Fugas - Viagens

Luís Maio

Kutná Hora - A Praga que não chegou a sê-lo

Por Luís Maio

Rivalizou com a capital checa até se lhe acabar a prata. Agora é um esplêndido museu a céu aberto com uma capela do bizarro por anexo. A Fugas sugere que vale mais que a excursão de um dia fora de Praga

Praga é daquelas cidades que criam vício. Mas, quando se ganha o hábito de frequentar a capital checa, é natural que se comece a olhar em volta. Ora, não é preciso muito para se descobrir que ali quase ao lado há outra Praga, que ficou pelo caminho. Ou melhor, uma cidade que se desenvolveu em paralelo, que em certa época até chegou a rivalizar em protagonismo e monumentalidade com a actual capital da República Checa. No entanto, por razões históricas, sobretudo vicissitudes de ordem económica, acabou por não lhe acompanhar o andamento.

Esta Praga que não chegou a sê-lo chama-se Kutná Hora e fica no coração da Boémia Central, a apenas 65 quilómetros da capital. A planta do centro urbano, irregular e labiríntica, aparentemente sem ordem alguma, é uma das peculiaridades que primeiro saltam à vista. Acaba por fazer sentido quando se atende às causas do seu desenvolvimento na Idade Média, quando se começaram a explorar os ricos filões de prata, descobertos nas colinas circundantes, mas também naquela mesma em que assenta a cidade. Kutná Hora foi crescendo condicionada pela própria causa do seu crescimento, ou melhor, nos espaços livres deixados pela abertura de minas diz-se, aliás, que a prata era tão abundante que até se podia extrair nos sótãos das casas.

Anel de fantasia

Mas, para começar, a que se deveu esta "febre da prata"? Rebobinando: várias unidades monetárias conviveram durante séculos de indecisão na Europa Central, até a moeda de prata ser finalmente adoptada como corrente. Dada a riqueza dos jazigos de Kutná Hora, Venceslau II promoveu a cidade boémia a fábrica da moeda em 1308 e, um século depois, Venceslau IV foi mais longe e elegeu-a como residência real. Depois vieram as Descobertas, que trouxeram a concorrência da prata mais barata do Novo Mundo, ao passo que as minas checas caminharam para o natural esgotamento. Kutná Hora foi assim embalando numa plácida letargia de que não voltaria realmente a despertar. Tanto que se aponta o antigo Colégio Jesuíta, inaugurado em 1670, como a única adição de relevo introduzida no centro urbano nos últimos quatrocentos anos.

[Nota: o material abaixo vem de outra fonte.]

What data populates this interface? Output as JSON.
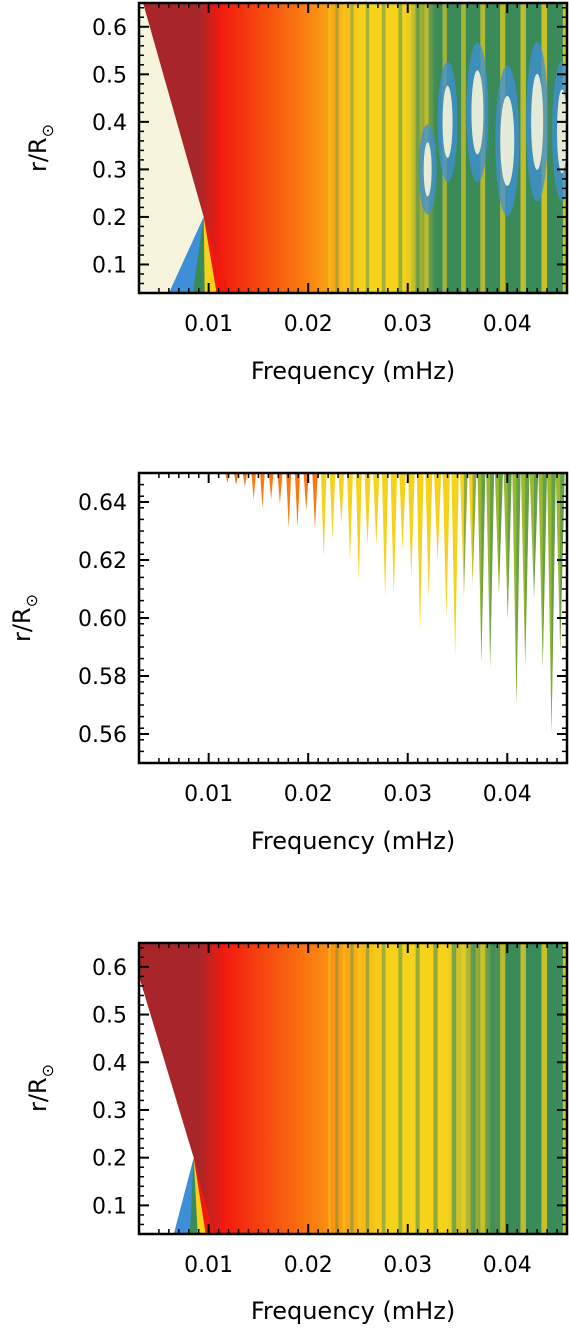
{
  "chart_data": [
    {
      "type": "heatmap",
      "title": "",
      "xlabel": "Frequency (mHz)",
      "ylabel": "r/R",
      "ylabel_symbol": "⊙",
      "xlim": [
        0.003,
        0.046
      ],
      "ylim": [
        0.04,
        0.65
      ],
      "xticks": [
        0.01,
        0.02,
        0.03,
        0.04
      ],
      "xtick_labels": [
        "0.01",
        "0.02",
        "0.03",
        "0.04"
      ],
      "yticks": [
        0.1,
        0.2,
        0.3,
        0.4,
        0.5,
        0.6
      ],
      "ytick_labels": [
        "0.1",
        "0.2",
        "0.3",
        "0.4",
        "0.5",
        "0.6"
      ],
      "grid": false
    },
    {
      "type": "heatmap",
      "title": "",
      "xlabel": "Frequency (mHz)",
      "ylabel": "r/R",
      "ylabel_symbol": "⊙",
      "xlim": [
        0.003,
        0.046
      ],
      "ylim": [
        0.55,
        0.65
      ],
      "xticks": [
        0.01,
        0.02,
        0.03,
        0.04
      ],
      "xtick_labels": [
        "0.01",
        "0.02",
        "0.03",
        "0.04"
      ],
      "yticks": [
        0.56,
        0.58,
        0.6,
        0.62,
        0.64
      ],
      "ytick_labels": [
        "0.56",
        "0.58",
        "0.60",
        "0.62",
        "0.64"
      ],
      "grid": false
    },
    {
      "type": "heatmap",
      "title": "",
      "xlabel": "Frequency (mHz)",
      "ylabel": "r/R",
      "ylabel_symbol": "⊙",
      "xlim": [
        0.003,
        0.046
      ],
      "ylim": [
        0.04,
        0.65
      ],
      "xticks": [
        0.01,
        0.02,
        0.03,
        0.04
      ],
      "xtick_labels": [
        "0.01",
        "0.02",
        "0.03",
        "0.04"
      ],
      "yticks": [
        0.1,
        0.2,
        0.3,
        0.4,
        0.5,
        0.6
      ],
      "ytick_labels": [
        "0.1",
        "0.2",
        "0.3",
        "0.4",
        "0.5",
        "0.6"
      ],
      "grid": false
    }
  ],
  "colors": {
    "darkred": "#a8262a",
    "red": "#f21a0f",
    "orange": "#fb7a10",
    "yellow": "#f6d21b",
    "green": "#3a8a5a",
    "blue": "#3f8fd8",
    "ivory": "#f6f4dd"
  }
}
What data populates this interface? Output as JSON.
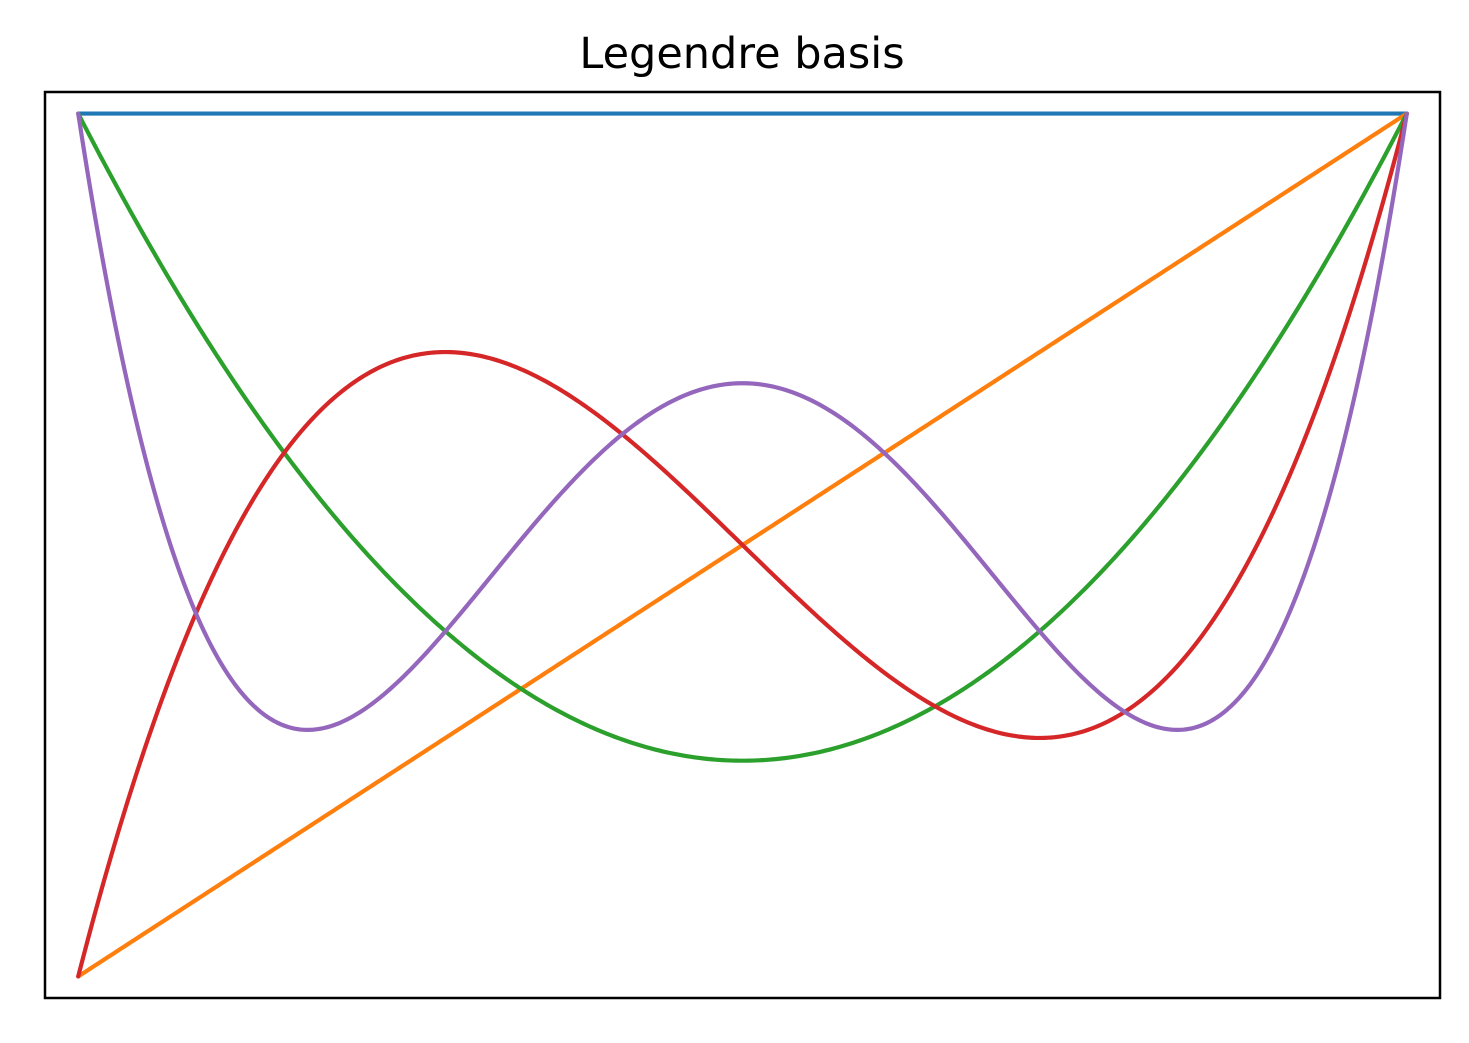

O reverso da medalha dessa dormência é o notável conjunto de edifícios góticos, renascentistas e barrocos que ainda hoje constelam o seu perímetro histórico. Foram classificados como património da UNESCO em 1996, promoção que teve o condão de subtrair a cidade ao ostracismo, mas não o suficiente para a fazer entrar na roda do turismo de massas. Com menos de 20 mil habitantes e poucos visitantes, Kutná Hora é a quintessência da antiga glória urbana museificada, ou da cidade monumental de província onde tudo ou quase está como estava na sua idade de ouro -que neste caso foi de prata. Já se sabe que Praga tem mais atractivos e joga noutro campeonato, mas esse tipo de nostalgia, que induz o visitante numa espécie de sonho medieval, é a mais-valia de encanto que oferece Kutná Hora.

O anel de fantasia é, no entanto, exíguo e compacto. Tudo o que há para ver na cidade boémia encontra-se num núcleo que em linha recta não terá mais de 500 metros de comprimento. Na ponta sudoeste fica a Catedral de Santa Bárbara, o edifício mais emblemático da cidade, mandado construir em 1388 pela corporação dos mineiros em honra da sua padroeira. O templo impressiona pela escala, elegância e pela forma de tenda do seu telhado. É uma peça de arquitectura grandiosa, mas também não é preciso ser especialista para perceber que não prima pela originalidade, oferecendo-se como uma declinação local e tardia do gótico francês. Tão ou mais interessantes são os interiores, onde se conjugam frescos medievais e vitrais Arte Nova.